Wakil Kepala BGN Bidang Komunikasi dan Investigasi, Nanik Sudaryati Deyang, menyebutkan bahwa antusiasme masyarakat yang tinggi terhadap program ini justru dimanfaatkan secara menyimpang. Bukannya dikelola oleh lembaga sosial murni, banyak dapur MBG kini dikuasai oleh pengusaha yang berkedok yayasan.
Fenomena ‘Ternak Yayasan’
Nanik menjelaskan bahwa modus ini melibatkan pendirian banyak yayasan oleh satu pihak atau kelompok yang sama. Tujuannya adalah agar mereka bisa mengelola lebih dari satu Satuan Pelayanan Pemenuhan Gizi (SPPG).
“Munculnya bukan oleh yayasan sosial, pendidikan, atau keagamaan yang sudah ada, melainkan pengusaha-pengusaha berkedok yayasan karena orientasinya bisnis,” ungkap Nanik dalam keterangan resminya, Minggu (8/3/2026).
Dampaknya, standar kualitas pelayanan menjadi taruhannya. Karena hanya mengejar cuan, oknum-oknum ini cenderung abai terhadap fasilitas dan kenyamanan di area dapur atau SPPG.
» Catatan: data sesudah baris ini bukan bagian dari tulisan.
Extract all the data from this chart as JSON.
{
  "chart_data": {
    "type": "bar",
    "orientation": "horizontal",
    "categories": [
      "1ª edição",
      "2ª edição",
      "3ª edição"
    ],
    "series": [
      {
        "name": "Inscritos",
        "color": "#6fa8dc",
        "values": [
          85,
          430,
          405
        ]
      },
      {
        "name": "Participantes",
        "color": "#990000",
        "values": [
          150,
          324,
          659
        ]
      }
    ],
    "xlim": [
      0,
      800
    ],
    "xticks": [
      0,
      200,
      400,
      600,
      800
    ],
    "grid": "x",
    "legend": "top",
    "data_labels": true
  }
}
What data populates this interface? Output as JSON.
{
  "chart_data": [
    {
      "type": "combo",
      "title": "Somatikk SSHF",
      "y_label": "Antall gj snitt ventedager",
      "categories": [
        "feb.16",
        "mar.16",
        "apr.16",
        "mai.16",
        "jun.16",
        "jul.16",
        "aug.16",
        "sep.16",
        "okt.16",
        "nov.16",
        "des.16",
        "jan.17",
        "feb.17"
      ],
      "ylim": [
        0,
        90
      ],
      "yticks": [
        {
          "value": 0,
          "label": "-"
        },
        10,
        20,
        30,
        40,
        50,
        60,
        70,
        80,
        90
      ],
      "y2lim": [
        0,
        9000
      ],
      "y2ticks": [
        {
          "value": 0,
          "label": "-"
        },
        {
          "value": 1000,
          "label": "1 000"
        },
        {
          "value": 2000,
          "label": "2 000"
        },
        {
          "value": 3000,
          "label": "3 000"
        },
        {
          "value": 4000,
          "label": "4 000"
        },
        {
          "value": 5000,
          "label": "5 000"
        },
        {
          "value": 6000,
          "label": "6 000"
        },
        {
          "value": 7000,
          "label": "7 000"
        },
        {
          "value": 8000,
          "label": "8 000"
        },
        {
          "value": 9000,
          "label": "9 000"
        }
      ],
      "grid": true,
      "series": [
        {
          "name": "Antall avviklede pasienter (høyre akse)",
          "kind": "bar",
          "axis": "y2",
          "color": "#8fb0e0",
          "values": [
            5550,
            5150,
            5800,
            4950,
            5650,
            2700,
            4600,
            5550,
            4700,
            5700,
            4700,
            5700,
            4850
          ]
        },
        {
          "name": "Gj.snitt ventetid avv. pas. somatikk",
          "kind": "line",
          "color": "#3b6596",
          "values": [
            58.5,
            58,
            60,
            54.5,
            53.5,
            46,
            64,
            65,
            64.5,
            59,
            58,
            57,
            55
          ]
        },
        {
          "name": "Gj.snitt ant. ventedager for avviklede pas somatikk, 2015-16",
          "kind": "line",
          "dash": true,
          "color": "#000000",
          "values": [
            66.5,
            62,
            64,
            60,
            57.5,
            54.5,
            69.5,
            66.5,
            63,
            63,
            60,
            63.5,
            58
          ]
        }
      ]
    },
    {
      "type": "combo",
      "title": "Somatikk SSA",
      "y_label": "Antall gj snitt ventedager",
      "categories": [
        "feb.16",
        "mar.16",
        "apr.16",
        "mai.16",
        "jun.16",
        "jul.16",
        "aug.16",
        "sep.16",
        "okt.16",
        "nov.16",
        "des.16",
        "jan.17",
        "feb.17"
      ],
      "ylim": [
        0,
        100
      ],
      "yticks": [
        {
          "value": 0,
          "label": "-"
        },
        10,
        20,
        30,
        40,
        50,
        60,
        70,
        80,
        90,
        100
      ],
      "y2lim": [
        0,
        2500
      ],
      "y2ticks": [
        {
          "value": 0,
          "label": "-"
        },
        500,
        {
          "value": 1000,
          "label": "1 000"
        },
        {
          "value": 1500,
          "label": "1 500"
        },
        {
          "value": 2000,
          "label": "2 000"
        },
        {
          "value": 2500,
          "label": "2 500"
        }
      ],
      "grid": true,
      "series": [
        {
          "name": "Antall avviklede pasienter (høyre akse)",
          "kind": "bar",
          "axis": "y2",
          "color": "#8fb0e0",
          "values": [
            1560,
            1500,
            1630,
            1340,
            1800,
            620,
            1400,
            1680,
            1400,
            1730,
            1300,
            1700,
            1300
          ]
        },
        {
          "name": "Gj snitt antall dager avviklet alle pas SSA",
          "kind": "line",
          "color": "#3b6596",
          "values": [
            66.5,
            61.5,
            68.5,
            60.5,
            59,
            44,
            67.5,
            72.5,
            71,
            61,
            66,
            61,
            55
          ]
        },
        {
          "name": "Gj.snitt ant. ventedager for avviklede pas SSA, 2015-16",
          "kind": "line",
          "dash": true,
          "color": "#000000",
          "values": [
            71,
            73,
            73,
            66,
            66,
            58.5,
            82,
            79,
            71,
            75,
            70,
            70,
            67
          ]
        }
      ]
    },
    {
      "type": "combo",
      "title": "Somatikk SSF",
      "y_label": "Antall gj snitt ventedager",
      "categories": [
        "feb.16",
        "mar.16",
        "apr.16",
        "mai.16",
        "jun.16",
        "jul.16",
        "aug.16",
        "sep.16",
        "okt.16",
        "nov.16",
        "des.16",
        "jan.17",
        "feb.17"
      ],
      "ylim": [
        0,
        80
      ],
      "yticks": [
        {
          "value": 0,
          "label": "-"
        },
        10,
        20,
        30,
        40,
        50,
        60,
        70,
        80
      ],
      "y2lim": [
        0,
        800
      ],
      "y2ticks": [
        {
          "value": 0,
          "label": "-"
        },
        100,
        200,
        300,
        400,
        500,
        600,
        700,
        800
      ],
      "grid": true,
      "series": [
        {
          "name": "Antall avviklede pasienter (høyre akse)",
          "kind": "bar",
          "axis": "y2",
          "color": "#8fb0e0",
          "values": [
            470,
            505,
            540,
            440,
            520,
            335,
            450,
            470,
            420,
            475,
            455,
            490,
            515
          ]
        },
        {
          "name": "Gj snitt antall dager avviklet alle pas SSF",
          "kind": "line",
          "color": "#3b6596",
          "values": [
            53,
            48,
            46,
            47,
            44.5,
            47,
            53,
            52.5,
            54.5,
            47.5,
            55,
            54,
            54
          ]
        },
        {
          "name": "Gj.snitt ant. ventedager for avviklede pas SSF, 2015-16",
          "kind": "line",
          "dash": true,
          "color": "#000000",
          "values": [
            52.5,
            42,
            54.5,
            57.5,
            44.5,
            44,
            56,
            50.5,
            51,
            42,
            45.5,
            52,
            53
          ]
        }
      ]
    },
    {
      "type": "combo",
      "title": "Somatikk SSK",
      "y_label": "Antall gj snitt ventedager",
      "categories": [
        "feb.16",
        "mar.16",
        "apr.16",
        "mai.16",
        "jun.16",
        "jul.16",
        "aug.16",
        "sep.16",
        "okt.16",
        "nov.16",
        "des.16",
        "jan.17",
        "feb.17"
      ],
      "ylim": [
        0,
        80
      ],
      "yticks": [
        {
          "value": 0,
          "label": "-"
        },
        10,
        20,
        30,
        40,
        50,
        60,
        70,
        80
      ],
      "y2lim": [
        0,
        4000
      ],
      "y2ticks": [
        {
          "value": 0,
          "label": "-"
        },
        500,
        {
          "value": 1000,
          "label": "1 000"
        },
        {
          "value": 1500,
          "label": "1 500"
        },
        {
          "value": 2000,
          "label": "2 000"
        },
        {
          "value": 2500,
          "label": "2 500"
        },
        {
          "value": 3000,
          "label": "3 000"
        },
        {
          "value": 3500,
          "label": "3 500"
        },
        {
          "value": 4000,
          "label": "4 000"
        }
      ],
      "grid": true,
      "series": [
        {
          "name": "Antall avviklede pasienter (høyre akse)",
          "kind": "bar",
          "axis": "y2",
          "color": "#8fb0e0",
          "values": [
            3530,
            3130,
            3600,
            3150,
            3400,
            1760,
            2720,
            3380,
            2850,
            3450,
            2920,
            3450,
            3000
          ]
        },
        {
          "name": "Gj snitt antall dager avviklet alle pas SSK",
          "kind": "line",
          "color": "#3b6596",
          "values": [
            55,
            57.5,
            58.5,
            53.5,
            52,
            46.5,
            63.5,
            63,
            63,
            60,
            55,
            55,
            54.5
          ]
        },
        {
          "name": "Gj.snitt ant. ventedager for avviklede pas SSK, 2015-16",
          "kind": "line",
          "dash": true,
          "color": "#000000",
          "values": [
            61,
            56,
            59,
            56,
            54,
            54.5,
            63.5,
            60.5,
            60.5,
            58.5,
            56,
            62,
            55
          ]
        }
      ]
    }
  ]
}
“Kamar pun enggak dipikirin, diminta AC susah, kalau peralatan rusak enggak mau ganti karena hitung-hitungannya bisnis,” tambah Nanik.
Bukan Ajang Bisnis, Tapi Investasi Sosial
Pemerintah menegaskan bahwa semangat awal melibatkan yayasan pendidikan, sosial, dan keagamaan adalah untuk membantu lembaga-lembaga tersebut memperbaiki fasilitas mereka sembari melayani masyarakat. BGN memperingatkan bahwa program MBG adalah investasi sosial, bukan komoditas komersial.
Untuk mengantisipasi penyimpangan yang lebih jauh, BGN menetapkan aturan main yang ketat:
-
Kontrak Tahunan: Kerja sama dengan mitra hanya berlaku selama satu tahun.
-
Evaluasi Kontinu: Perpanjangan kontrak sepenuhnya bergantung pada hasil audit kinerja dan kepatuhan terhadap SOP.
-
Sanksi Pemutusan: Mitra yang terbukti hanya mencari keuntungan tanpa memperhatikan standar gizi dan fasilitas akan langsung dicoret dari daftar.
Pesan Tegas untuk Kepala SPPG
Nanik juga memberikan instruksi keras kepada para Kepala Satuan Pelayanan Pemenuhan Gizi agar tidak ikut arus dalam praktik pencarian keuntungan ini. Mereka diminta tetap tegak lurus pada Pedoman Teknis (Juknis) yang telah ditetapkan.
“Jalankan juknis, jalankan SOP. Kalau ada yang otaknya cuma mikir duit, nanti kita hapus. Ada saatnya pasti mereka akan habis karena akan kita evaluasi terus-menerus,” tegasnya.